The thing about having a ‘new’ league is that there is always a constant projection of what comes next.
With the amount of false starts, stutters and growing pains that the A-League has had, it’s impossible to know if it will suddenly burst into mainstream bloom or continue to slowly stagger towards wide acceptance.
But where will we be five years from now?
Imagine if you fell into a coma tomorrow and woke up in November 2021, seven odd weeks into a new A-League season. Consider this an experiment in projection of where the A-League could be heading in the mid-term.
Who is the best player in the league and where will they come from?
Answering this question is difficult for a range of reasons. Being a feeder and journeyman league in some respects, it’s hard to nail down who’ll be at the top of their game in five years with so much traffic in and out of the competition.
Who’s the best player now? Bruno Fornaroli? Diego Castro? Milos Ninkovic? Marcelo Carrusca?
With those in the equation now, its clear game-changing creative foreigners in their late twenties and early thirties are the most influential players in the league. That probably won’t change either.
While Australian players must move elsewhere and learn the trade at a higher level for the sake of the Socceroos, the first three years of the A-League had Australian Johnny Warren Medal winners (Bobby Despotovski, Nick Carle and Joel Griffiths).
Nathan Burns won two years ago at Wellington, but he’s an anomaly as six of the last seven have been foreigners.
This isn’t a flag-waving complaint, but a suggestion that the next Australian to do that will be someone coming home and winding down from the peak of their powers.
Will the Mariners and Jets win a title in that time?
Feel free to @ me at some stage of the journey to tell me I got this wrong – but they won’t. That doesn’t mean I don’t admire the toil of working with a shoe-string budget and fighting out results, but they’re in serious competitive strife.
In the early years of the A-League, both sides clawed their way to the top of the heap despite a lack of resources and respectively embarrassed clubs from the metropolitan areas.
But this was pre-Western Sydney Wanderers and pre-petrodollar backed Melbourne Heart/City, which has in turn motivated Sydney FC and Melbourne Victory into spending action in order to defend their turf.
Add in a Perth Glory side which is hell-bent in cracking Asia, and that’s five of your six consistent finalists in the next few years.
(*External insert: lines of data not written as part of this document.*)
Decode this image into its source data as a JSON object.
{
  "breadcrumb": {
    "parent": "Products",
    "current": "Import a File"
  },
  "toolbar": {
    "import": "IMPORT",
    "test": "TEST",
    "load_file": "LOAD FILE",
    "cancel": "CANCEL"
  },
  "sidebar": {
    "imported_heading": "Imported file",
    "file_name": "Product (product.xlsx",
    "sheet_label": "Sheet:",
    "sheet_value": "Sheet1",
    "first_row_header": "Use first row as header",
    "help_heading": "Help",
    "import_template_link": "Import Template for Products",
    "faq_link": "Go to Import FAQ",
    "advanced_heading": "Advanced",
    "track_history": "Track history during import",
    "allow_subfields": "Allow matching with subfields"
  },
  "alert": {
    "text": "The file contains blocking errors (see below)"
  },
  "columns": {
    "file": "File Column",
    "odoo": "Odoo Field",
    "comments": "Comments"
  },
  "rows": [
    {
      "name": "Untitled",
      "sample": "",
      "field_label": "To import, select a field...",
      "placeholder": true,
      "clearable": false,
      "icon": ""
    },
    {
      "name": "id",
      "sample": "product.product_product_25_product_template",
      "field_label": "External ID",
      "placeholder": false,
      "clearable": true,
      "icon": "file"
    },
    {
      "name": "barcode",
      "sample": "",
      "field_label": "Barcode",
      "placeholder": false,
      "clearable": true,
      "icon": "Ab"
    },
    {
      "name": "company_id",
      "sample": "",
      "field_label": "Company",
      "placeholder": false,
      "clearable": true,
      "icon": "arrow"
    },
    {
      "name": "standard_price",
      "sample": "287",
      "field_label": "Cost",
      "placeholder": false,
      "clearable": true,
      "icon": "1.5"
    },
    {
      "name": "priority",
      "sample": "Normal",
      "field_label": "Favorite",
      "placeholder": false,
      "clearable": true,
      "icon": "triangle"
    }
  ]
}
And that’s without considering the ever-successful Brisbane Roar.
The Mariners Centre of Excellence will see the club continue to pump out quality youth, but as they are still making substantial amounts of revenue from on-sells of transfers (Trent Sainsbury and Matt Ryan in the last year alone), their motivations will be to move on players for profit as soon as possible.
Expect one of Mark Jones and Paul Okon to take their side to at least two finals campaigns, but whether they have enough to tough it out with the league’s East Coast metro elite is another question entirely.
Who’s the biggest marquee in the league?
While I’ve had a four-year running joke about Fernando Torres eventually lining up for Perth Glory, he’d be 37 in November 2021. So expect him to show up in September 2019.
Ideally, the age for a show-stopping marquee is 35. It has to be either a considerable name or someone who has strong football pedigree.
But with the sort of money touted for the next TV rights deal and the FFA setting up a fund for clubs to chase players, expect it to be all about the big names.
Here’s a list of world class players who’d be 35 in 2021 – Manuel Neuer, Diego Godin, Sergio Ramos, David Silva, Claudio Marchisio. Considering they’re cream of the crop, you’d assume China or the MLS vacuums them up.
Some other 35 year olds in 2021 – Carlos Bacca, Oliver Giroud, Mario Mandzukic, Yohan Cabaye, Hulk.
It’s a cop-out answering a question with another question, but I’ll do it anyway – in 2021, will we be established enough to not need ‘names’, and able to bring someone in just on the calibre of their football?
I hope so, but probably not.
How many teams will we have in the league?
We’ll have 14 teams. Take it to the bank there will be a South Sydney side and a second Brisbane team in the competition by 2021.
Wollongong and Tasmania will likely have the other two spots, with everyone else having to wait another five years before promotion and relegation is rolled out in 2026.
Will refereeing still be a problem?
Yes, and we have to own it. Turn post-match Fox Sports interviews into a ‘safe-space’ for managers to vent and sell it to advertisers.
Out of these home-grown managers, who will have the most success in the next five years –Postecoglou, Muscat, Popovic, Aloisi and Arnold?
Straight out of the gate, Ange Postecoglou and Tony Popovic are in the best positions for a promotion elsewhere. Continental trophies sell themselves and they’ve built reputations that they can draw on when times are tough to buy time.
But will they succeed in their next ventures? If it’s club football and Ange has time to implement his vision, I can see success. Popovic needs a national team job – his pragmatic and short-term bursts would suit international football.
Muscat and Arnold are big fish in small ponds at this stage, and are yet to prove themselves elsewhere. Both will probably get another gig elsewhere off the back of domestic silverware, but they’ll have to continue to reinvent their styles to crash through their respective ceilings.
John Aloisi is the dark horse – e’s producing good football at the Roar and has a lot of growth left as a manager. His Heart stint was good for him and within one season has already reconsidered the type of football he wants his team to play. It’s healthy self-criticism and evaluation.
The short answer, the order of success in the next five years – Popovic, Postecoglou, Arnold, Aloisi and Muscat.
Will we have any starting Socceroos who are playing in the A-League?
The ideal answer is none of them – they’re all at European clubs and producing quality football in better leagues.
Outside of Nathan Burns coming home and being an Aritz Aduriz-esque late bloomer, there’s a list of steady A-League players with room for gradual growth – Brandon Wilson, Brandon Borrello, Jason Geria, Chris Harold, Jonathan Aspro etc.
I could imagine at least one of those (or another player in a similar position) still plugging away in the A-League, before getting a national team chance and going on from there.
That’s what we need to want the league to be in five years – a strong enough competition that offers at minimum one wildcard spot into the Socceroos squad.